21. So far as deduction of 20% and 40% on account of lump sum payment in the case of deceased Dhani Ram and Gargi are concerned, the award of the tribunal to that extent is also set aside and it is held that no deduction can be made on account of lump sum payment to the claimants.

22. So far as the appeal filed on behalf of the insurance company is concerned, I find that the insurance policy was placed on record as Ex.A-3 and Ashok Kumar was examined on behalf of the insurance company, but the tribunal did not decide this issue in favour of the insurance company only on the ground that the original insurance policy was not produced and Ex-A-3 was only a carbon copy of it. The tribunal has observed that if the original policy would have been produced, than it would have been fruitful to the insurance company. I find that once a policy is proved and exhibited, than it was admissible in evidence and observations of the tribunal in this regard is not correct and the same are set aside. However, from Ex-A-3 insurance policy itself, it is clear that Rs. 240/- extra premium was charged in the present case and this premium was charged for accepting unlimited liability by the insurance company.

23. The Division Bench in the case of National Insurance Company Ltd. v. Laxmi and Ors., considered the question of unlimited liability of the insurance company, where Rs. 240/- was accepted by the insurance company as extra premium.

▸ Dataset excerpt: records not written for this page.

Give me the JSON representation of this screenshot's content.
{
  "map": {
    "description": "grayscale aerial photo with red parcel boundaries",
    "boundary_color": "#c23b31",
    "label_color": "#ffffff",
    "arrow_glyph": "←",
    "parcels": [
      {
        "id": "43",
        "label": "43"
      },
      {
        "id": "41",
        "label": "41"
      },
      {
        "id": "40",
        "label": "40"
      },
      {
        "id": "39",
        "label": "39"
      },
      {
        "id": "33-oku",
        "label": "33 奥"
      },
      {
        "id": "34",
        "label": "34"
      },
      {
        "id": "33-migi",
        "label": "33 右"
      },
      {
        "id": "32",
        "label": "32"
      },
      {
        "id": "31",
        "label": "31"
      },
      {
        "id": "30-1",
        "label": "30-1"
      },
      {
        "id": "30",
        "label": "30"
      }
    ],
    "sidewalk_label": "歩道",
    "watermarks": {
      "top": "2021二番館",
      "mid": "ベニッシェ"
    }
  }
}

24. The Division Bench in the aforesaid case, after considering the said point, held as under;

Pursuant thereto, the Motor Accidents Claims Tribunal framed a fresh issue 'whether non-applicant No. 3, National Insurance Co. Ltd. is liable only to the extent of Rs. 50,000/- or its liability is unlimited'. After considering the material, which was brought on record by the parties during the proceedings after remand from the Supreme Court, it was found by the Tribunal that a premium for the 'Act only policy' was Rs. 200, the premium charged from the owner of the vehicle in the present case is Rs. 240/-, which was captioned under 'liability to public risk Act only', which under the insurance jargon considered as 'third party risk policy' by charging higher than the 'Act only policy' and on that premise, it came to the conclusion that the insurance company has charged additional premium for public risk and its liability towards 'third party risk' was unlimited. Consequently, the insurance company was held liable for the entire claim to the extent the owner was liable in respect of injury caused to the third party.

25. In view of above observations of the Division Bench, I do not find any force in the appeal filed by the insurance company.

26. Consequently, the SB GMA No. 782/1993,691/1993 arid 811/1993 are allowed. The SB CMA No. 783/1993 is partly allowed. The SB CMA No. 8/1994.filed by the Insurance Company is dismissed.

27. It is held that the claimants in SB CMA No. 782/1993 will be entitled to a total amount of compensation as Rs. 50,000/- in place of Rs. 35,000/- awarded by the Tribunal/The claimant Krishandhan Dutt in SB CMA No. 783/1993 will be entitled to a total compensation of Rs. 1,01,500/- (Rs. 1,45,000/- Rs. 43.500/- being 30%) in place of Rs. 81,900/- as awarded by the Tribunal. The claimant Tapi Dullam in SB CMA No. 811/1993 will be entitled to a total compensation of Rs. 5,20,000/- in place of Rs. 2,38,000/- awarded by the Tribunal. The injured Kamal in SB CMA No. 691/1993 will be entitled to a total compensation of Rs. 60,000/- in place of Rs. 42.000/-,

28. The respondents have already paid the amount of compensation as awarded by the Tribunal. Therefore, the respondents will now make the payment of only remaining amount i.e., Rs. 15000/-, Rs. 19.600/-, Rs. 1,82,000/- and Rs. 18.000A-respectively within a period of two months with interest at the rate of 6% per annum from the date of filing of the claim application till the date of payment thereof. The Tribunal is directed to deposit the entire amount in the Monthly Income Scheme of the Post Office in the name of the appellants for a period of six years, with liberty to them to withdraw the monthly interest accrued thereon. No order as to costs.